Лев Мадорский: ПРЫГАЙ, СУКА

Loading

Лев Мадорский

ПРЫГАЙ, СУКА

 

Мне было 13 лет. 5 марта 1953 года, день,  когда по радио объявили о смерти Сталина, запомнился хорошо. Наверно потому, в этот день бабушка, которая жила с нами,  меня удивила.  Прямо-таки поразила. Бабушка никогда никого не ругала и не осуждала. Всех жалела. Для всех находила добрые слова. Даже  для нашего соседа по коммуналке дяди Васи, алкаша и антисемита, который когда напьётся, ломился в дверь с криком: «Убью, жиды!»  А тут, услышав про смерть «вождя всех народов»,  сказала   решительно и жёстко: «Господи, наконец-то, подох, гадина». Увидела моё удивление и смущённо добавила: « Не обращай внимания.

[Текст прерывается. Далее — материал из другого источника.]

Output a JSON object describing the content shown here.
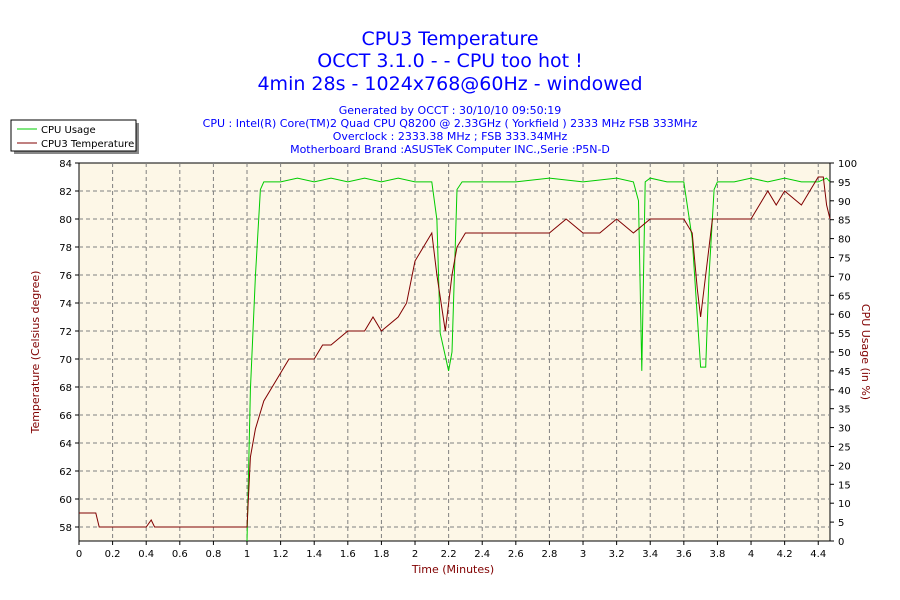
{
  "chart_data": {
    "type": "line",
    "title": "CPU3 Temperature",
    "subtitle_lines": [
      "OCCT 3.1.0 -  - CPU too hot !",
      "4min 28s - 1024x768@60Hz - windowed"
    ],
    "info_lines": [
      "Generated by OCCT : 30/10/10 09:50:19",
      "CPU : Intel(R) Core(TM)2 Quad CPU Q8200 @ 2.33GHz ( Yorkfield ) 2333 MHz FSB 333MHz",
      "Overclock : 2333.38 MHz ; FSB 333.34MHz",
      "Motherboard Brand :ASUSTeK Computer INC.,Serie :P5N-D"
    ],
    "xlabel": "Time (Minutes)",
    "ylabel_left": "Temperature (Celsius degree)",
    "ylabel_right": "CPU Usage (in %)",
    "xlim": [
      0,
      4.47
    ],
    "ylim_left": [
      57,
      84
    ],
    "ylim_right": [
      0,
      100
    ],
    "x_ticks": [
      "0",
      "0.2",
      "0.4",
      "0.6",
      "0.8",
      "1",
      "1.2",
      "1.4",
      "1.6",
      "1.8",
      "2",
      "2.2",
      "2.4",
      "2.6",
      "2.8",
      "3",
      "3.2",
      "3.4",
      "3.6",
      "3.8",
      "4",
      "4.2",
      "4.4"
    ],
    "y_left_ticks": [
      "58",
      "60",
      "62",
      "64",
      "66",
      "68",
      "70",
      "72",
      "74",
      "76",
      "78",
      "80",
      "82",
      "84"
    ],
    "y_right_ticks": [
      "0",
      "5",
      "10",
      "15",
      "20",
      "25",
      "30",
      "35",
      "40",
      "45",
      "50",
      "55",
      "60",
      "65",
      "70",
      "75",
      "80",
      "85",
      "90",
      "95",
      "100"
    ],
    "grid": true,
    "legend_position": "top-left",
    "background_color": "#fdf7e7",
    "series": [
      {
        "name": "CPU Usage",
        "axis": "right",
        "color": "#00cc00",
        "points": [
          [
            1.0,
            0
          ],
          [
            1.02,
            40
          ],
          [
            1.05,
            70
          ],
          [
            1.08,
            93
          ],
          [
            1.1,
            95
          ],
          [
            1.2,
            95
          ],
          [
            1.3,
            96
          ],
          [
            1.4,
            95
          ],
          [
            1.5,
            96
          ],
          [
            1.6,
            95
          ],
          [
            1.7,
            96
          ],
          [
            1.8,
            95
          ],
          [
            1.9,
            96
          ],
          [
            2.0,
            95
          ],
          [
            2.1,
            95
          ],
          [
            2.13,
            85
          ],
          [
            2.15,
            55
          ],
          [
            2.2,
            45
          ],
          [
            2.22,
            50
          ],
          [
            2.25,
            93
          ],
          [
            2.28,
            95
          ],
          [
            2.4,
            95
          ],
          [
            2.6,
            95
          ],
          [
            2.8,
            96
          ],
          [
            3.0,
            95
          ],
          [
            3.2,
            96
          ],
          [
            3.3,
            95
          ],
          [
            3.33,
            90
          ],
          [
            3.35,
            45
          ],
          [
            3.37,
            95
          ],
          [
            3.4,
            96
          ],
          [
            3.5,
            95
          ],
          [
            3.6,
            95
          ],
          [
            3.65,
            80
          ],
          [
            3.7,
            46
          ],
          [
            3.73,
            46
          ],
          [
            3.75,
            70
          ],
          [
            3.78,
            93
          ],
          [
            3.8,
            95
          ],
          [
            3.9,
            95
          ],
          [
            4.0,
            96
          ],
          [
            4.1,
            95
          ],
          [
            4.2,
            96
          ],
          [
            4.3,
            95
          ],
          [
            4.4,
            95
          ],
          [
            4.45,
            96
          ],
          [
            4.47,
            95
          ]
        ]
      },
      {
        "name": "CPU3 Temperature",
        "axis": "left",
        "color": "#800000",
        "points": [
          [
            0.0,
            59
          ],
          [
            0.1,
            59
          ],
          [
            0.12,
            58
          ],
          [
            0.4,
            58
          ],
          [
            0.43,
            58.5
          ],
          [
            0.45,
            58
          ],
          [
            1.0,
            58
          ],
          [
            1.02,
            63
          ],
          [
            1.05,
            65
          ],
          [
            1.1,
            67
          ],
          [
            1.15,
            68
          ],
          [
            1.2,
            69
          ],
          [
            1.25,
            70
          ],
          [
            1.4,
            70
          ],
          [
            1.45,
            71
          ],
          [
            1.5,
            71
          ],
          [
            1.6,
            72
          ],
          [
            1.7,
            72
          ],
          [
            1.75,
            73
          ],
          [
            1.8,
            72
          ],
          [
            1.9,
            73
          ],
          [
            1.95,
            74
          ],
          [
            2.0,
            77
          ],
          [
            2.05,
            78
          ],
          [
            2.1,
            79
          ],
          [
            2.13,
            76
          ],
          [
            2.18,
            72
          ],
          [
            2.22,
            76
          ],
          [
            2.25,
            78
          ],
          [
            2.3,
            79
          ],
          [
            2.5,
            79
          ],
          [
            2.6,
            79
          ],
          [
            2.8,
            79
          ],
          [
            2.9,
            80
          ],
          [
            3.0,
            79
          ],
          [
            3.1,
            79
          ],
          [
            3.2,
            80
          ],
          [
            3.3,
            79
          ],
          [
            3.4,
            80
          ],
          [
            3.5,
            80
          ],
          [
            3.6,
            80
          ],
          [
            3.65,
            79
          ],
          [
            3.68,
            75
          ],
          [
            3.7,
            73
          ],
          [
            3.73,
            76
          ],
          [
            3.77,
            80
          ],
          [
            3.9,
            80
          ],
          [
            4.0,
            80
          ],
          [
            4.05,
            81
          ],
          [
            4.1,
            82
          ],
          [
            4.15,
            81
          ],
          [
            4.2,
            82
          ],
          [
            4.3,
            81
          ],
          [
            4.35,
            82
          ],
          [
            4.4,
            83
          ],
          [
            4.43,
            83
          ],
          [
            4.45,
            81
          ],
          [
            4.47,
            80
          ]
        ]
      }
    ]
  }
}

Это я так, болтаю глупости. Не вздумай кому-нибудь мои слова передать». На  вопрос: «Почему ты его не любишь?»  отвечать отказалась.

 

Такой  бабушку ещё не видел. Позже  узнал, что у неё были личные причины ненавидеть «великого и мудрого учителя». В 1937 году забрали дедушку и дали  ему 10 лет. Дедушка был по профессии жестянщик, политикой не интересовался и причину ареста мы так и не узнали. Позже бабушка пошла на Лубянку узнать о судьбе мужа и один из следователей подсказал, кому и каким образом надо передать деньги, чтобы его отпустили. Если не ошибаюсь,  речь шла о 25 тысячах рублей. По тому времени деньги немалые. Оказывается с «врагов народа» чекисты тоже кое-что имели. С большим трудом три сына и дочь собрали нужную сумму и перед войной деда выпустили. Но я его не помню. Он  прожил недолго. Устроился на работу и, буквально, через два месяца  упал с крыши и разбился.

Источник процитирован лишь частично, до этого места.